日韓関係

失効が迫っていた日韓の軍事情報包括保護協定=GSOMIAの維持を韓国政府が決めたことについて、日本政府は北朝鮮に対する連携を考慮した戦略的対応だと歓迎しています。一方、関係悪化の根底にある「徴用」をめぐる問題でも、これをきっかけに両国の歩み寄りを探る動きが本格化する可能性があり、日本側としては、韓国側の前向きな対応を期待したい考えです。

GSOMIAは22日、韓国大統領府が協定終了の通告を停止することを決め、23日午前0時の失効を前に協定は維持されることになりました。

これについて安倍総理大臣は「北朝鮮への対応のため、日韓・日米韓の連携は極めて重要だ。

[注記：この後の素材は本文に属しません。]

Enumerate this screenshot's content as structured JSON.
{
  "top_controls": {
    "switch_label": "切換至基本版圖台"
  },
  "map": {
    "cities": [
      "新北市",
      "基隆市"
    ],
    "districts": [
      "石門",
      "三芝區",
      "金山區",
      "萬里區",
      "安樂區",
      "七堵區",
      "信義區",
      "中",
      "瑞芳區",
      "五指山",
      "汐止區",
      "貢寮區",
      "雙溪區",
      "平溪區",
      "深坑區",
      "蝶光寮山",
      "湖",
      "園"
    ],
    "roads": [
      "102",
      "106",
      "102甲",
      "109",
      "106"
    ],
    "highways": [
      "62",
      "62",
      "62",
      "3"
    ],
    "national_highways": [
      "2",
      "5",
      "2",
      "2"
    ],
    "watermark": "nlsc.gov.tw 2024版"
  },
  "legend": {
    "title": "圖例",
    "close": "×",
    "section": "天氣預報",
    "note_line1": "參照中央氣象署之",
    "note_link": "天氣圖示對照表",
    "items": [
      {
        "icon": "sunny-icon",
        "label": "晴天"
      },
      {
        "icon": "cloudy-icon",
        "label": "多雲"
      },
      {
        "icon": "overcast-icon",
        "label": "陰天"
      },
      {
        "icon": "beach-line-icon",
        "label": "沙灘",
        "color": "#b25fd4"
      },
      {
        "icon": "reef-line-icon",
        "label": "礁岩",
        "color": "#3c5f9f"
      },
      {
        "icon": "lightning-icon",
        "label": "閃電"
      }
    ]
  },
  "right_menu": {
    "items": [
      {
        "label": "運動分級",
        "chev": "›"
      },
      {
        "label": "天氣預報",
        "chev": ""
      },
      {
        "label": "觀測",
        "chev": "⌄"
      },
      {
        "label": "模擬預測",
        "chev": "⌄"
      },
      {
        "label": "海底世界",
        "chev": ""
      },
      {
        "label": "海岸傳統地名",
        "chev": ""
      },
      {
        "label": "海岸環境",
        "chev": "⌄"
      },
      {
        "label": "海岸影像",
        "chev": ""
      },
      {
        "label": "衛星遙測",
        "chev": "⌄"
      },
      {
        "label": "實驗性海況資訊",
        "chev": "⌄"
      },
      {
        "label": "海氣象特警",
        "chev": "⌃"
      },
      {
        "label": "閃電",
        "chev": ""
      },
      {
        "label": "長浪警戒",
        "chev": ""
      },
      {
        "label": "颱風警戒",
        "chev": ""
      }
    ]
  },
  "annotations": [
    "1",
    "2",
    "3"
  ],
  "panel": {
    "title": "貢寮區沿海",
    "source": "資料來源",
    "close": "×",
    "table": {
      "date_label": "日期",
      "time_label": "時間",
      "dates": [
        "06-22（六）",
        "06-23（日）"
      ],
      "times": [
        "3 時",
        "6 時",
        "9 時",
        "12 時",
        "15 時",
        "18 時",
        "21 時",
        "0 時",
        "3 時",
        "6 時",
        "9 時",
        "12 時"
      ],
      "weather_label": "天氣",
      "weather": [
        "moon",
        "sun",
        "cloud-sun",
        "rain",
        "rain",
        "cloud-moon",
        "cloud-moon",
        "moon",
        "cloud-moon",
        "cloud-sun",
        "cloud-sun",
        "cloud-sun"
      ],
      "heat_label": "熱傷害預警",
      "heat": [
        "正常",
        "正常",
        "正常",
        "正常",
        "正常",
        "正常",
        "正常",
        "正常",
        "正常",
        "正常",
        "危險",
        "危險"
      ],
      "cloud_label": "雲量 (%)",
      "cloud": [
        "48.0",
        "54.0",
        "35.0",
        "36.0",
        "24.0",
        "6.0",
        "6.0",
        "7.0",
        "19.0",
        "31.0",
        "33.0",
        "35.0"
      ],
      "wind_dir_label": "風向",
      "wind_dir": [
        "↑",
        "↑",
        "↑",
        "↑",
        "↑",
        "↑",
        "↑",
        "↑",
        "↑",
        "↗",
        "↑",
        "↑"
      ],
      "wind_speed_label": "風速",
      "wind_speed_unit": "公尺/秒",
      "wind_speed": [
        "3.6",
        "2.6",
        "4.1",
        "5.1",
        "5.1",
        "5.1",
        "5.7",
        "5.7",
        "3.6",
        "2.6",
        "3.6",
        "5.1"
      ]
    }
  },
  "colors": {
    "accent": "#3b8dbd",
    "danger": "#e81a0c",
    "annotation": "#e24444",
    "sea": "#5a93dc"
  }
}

韓国も戦略的観点から判断したのだろう」と述べました。

日本政府内では、アメリカとも連携してぎりぎりまで働きかけてきた結果だとして歓迎する声が広がっていますが、韓国側が決定を覆すことのないよう、さらに協議が必要だという指摘も出ています。

また政府は、GSOMIAとは別の問題としてきた輸出管理の強化をめぐり、今後、政策対話を行うことにしていて、これまで不十分だと指摘してきた韓国側の貿易管理体制の改善を求めていく方針です。

一方、関係悪化の根底にある「徴用」をめぐる問題では、今回の決定をきっかけに両国の歩み寄りを探る動きが本格化する可能性があり、日本政府としては、韓国側で新たな基金を作り、日本企業に強制力のない形で自主的な寄付を募りたいとする韓国の国会議長が示した案の行方を注視する方針です。

来月には安倍総理大臣と韓国のムン・ジェイン(文在寅)大統領が出席する日中韓3か国の首脳会議が予定される中、日本側としては韓国側の前向きな対応を期待したい考えです。